Mimicry
Image by Andrew Martin from Pixabay
They say that they smile.
In order to disarm a human, they think a smile is the way to go.
But there’s something wrong with it. It’s the way the smile doesn’t meet their eyes, it’s the muted stillness in the face they wear in order to convince you they’re real.
The scariest part about them is that sometimes they even convince themselves.
That was the part that caused hysteria in the streets when they first arrived. The fact that the things creeping into your homes to take your lives, your face, your personality, that they might not even know they were doing it. How could you reason with something like that?
People would run wild in the streets with weapons. Even if you didn’t smile or even if you could smile convincingly . . . many of our kind were butchered.
We don’t smile anymore. It’s not safe, you could invite violence.
That’s why I was wary of Leo when he came back from gathering supplies. It wasn’t a smile, perse. It was a grin. It was the slight twitch in the corner of his mouth until he saw me staring at him.
Then his expression changed, his eyes growing wide as the creature that stole his face realised it had made a mistake.
I had to kill him.
He bolted down the hallway, to the other survivors holed up in the house. And he screamed. He was screaming that I was the mimic and not him, but we both knew the truth. I had to get there first.
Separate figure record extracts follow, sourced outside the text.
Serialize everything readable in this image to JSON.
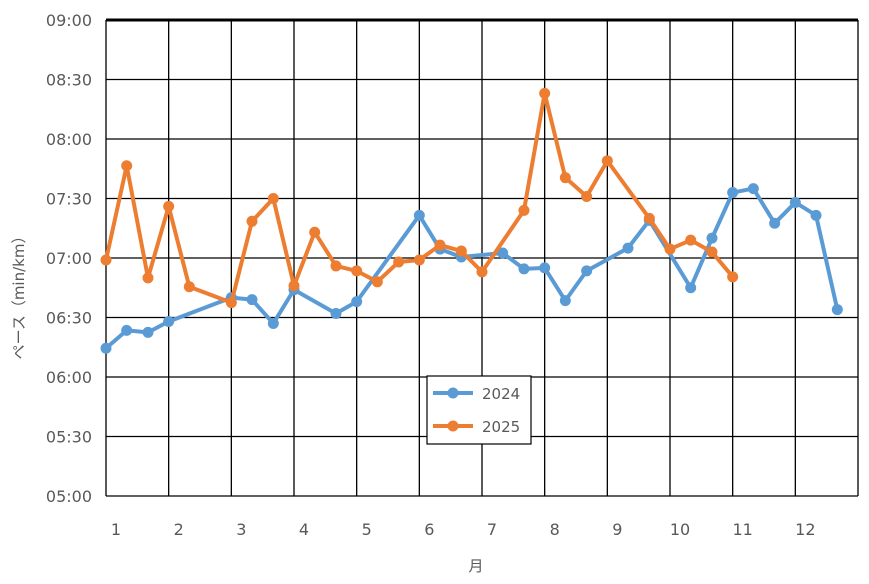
{
  "chart_data": {
    "type": "line",
    "title": "",
    "xlabel": "月",
    "ylabel": "ペース（min/km）",
    "x_ticks": [
      "1",
      "2",
      "3",
      "4",
      "5",
      "6",
      "7",
      "8",
      "9",
      "10",
      "11",
      "12"
    ],
    "y_ticks": [
      "05:00",
      "05:30",
      "06:00",
      "06:30",
      "07:00",
      "07:30",
      "08:00",
      "08:30",
      "09:00"
    ],
    "xlim": [
      1,
      13
    ],
    "ylim_minutes": [
      300,
      540
    ],
    "grid": true,
    "legend_position": "bottom-center",
    "series": [
      {
        "name": "2024",
        "color": "#5b9bd5",
        "x": [
          1.0,
          1.33,
          1.67,
          2.0,
          3.0,
          3.33,
          3.67,
          4.0,
          4.67,
          5.0,
          6.0,
          6.33,
          6.67,
          7.33,
          7.67,
          8.0,
          8.33,
          8.67,
          9.33,
          9.67,
          10.33,
          10.67,
          11.0,
          11.33,
          11.67,
          12.0,
          12.33,
          12.67
        ],
        "values": [
          374.5,
          383.5,
          382.5,
          388,
          400,
          399,
          387,
          404,
          392,
          398,
          441.5,
          424.5,
          420.5,
          422.5,
          414.5,
          415,
          398.5,
          413.5,
          425,
          439,
          405,
          430,
          453,
          455,
          437.5,
          448,
          441.5,
          394
        ]
      },
      {
        "name": "2025",
        "color": "#ed7d31",
        "x": [
          1.0,
          1.33,
          1.67,
          2.0,
          2.33,
          3.0,
          3.33,
          3.67,
          4.0,
          4.33,
          4.67,
          5.0,
          5.33,
          5.67,
          6.0,
          6.33,
          6.67,
          7.0,
          7.67,
          8.0,
          8.33,
          8.67,
          9.0,
          9.67,
          10.0,
          10.33,
          10.67,
          11.0
        ],
        "values": [
          419,
          466.5,
          410,
          446,
          405.5,
          397.5,
          438.5,
          450,
          406,
          433,
          416,
          413.5,
          408,
          418,
          419,
          426.5,
          423.5,
          413,
          444,
          503,
          460.5,
          451,
          469,
          440,
          424.5,
          429,
          423,
          410.5
        ]
      }
    ]
  }
}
The creature pretending to be Leo smashed me out of the way and threw open the basement door, screaming bloody murder as I tore after him into the dark. I found him standing silent in the middle of the basement floor, surrounded by bodies.
It hadn’t taken that long to kill them at all.
The thing pretending to be Leo turned on me, “How could you?”
You see, there it was, it thought it was real.
“How could I?” I mimicked in anger, gripping the handle of a bloodied shovel in one hand, “Because I know what I am!”
The thing rushed me—but luckily I was prepared for that—the shovel swung swift and true.
Once the bloody deed was done, I stalked up to the mirror in the bathroom.
Leo stared back at me.
It was a better face than the one I had mimicked earlier, that last person couldn’t smile. Even I had almost convinced myself that I was real, almost.
I stared hard into my new face, and practiced my best smile.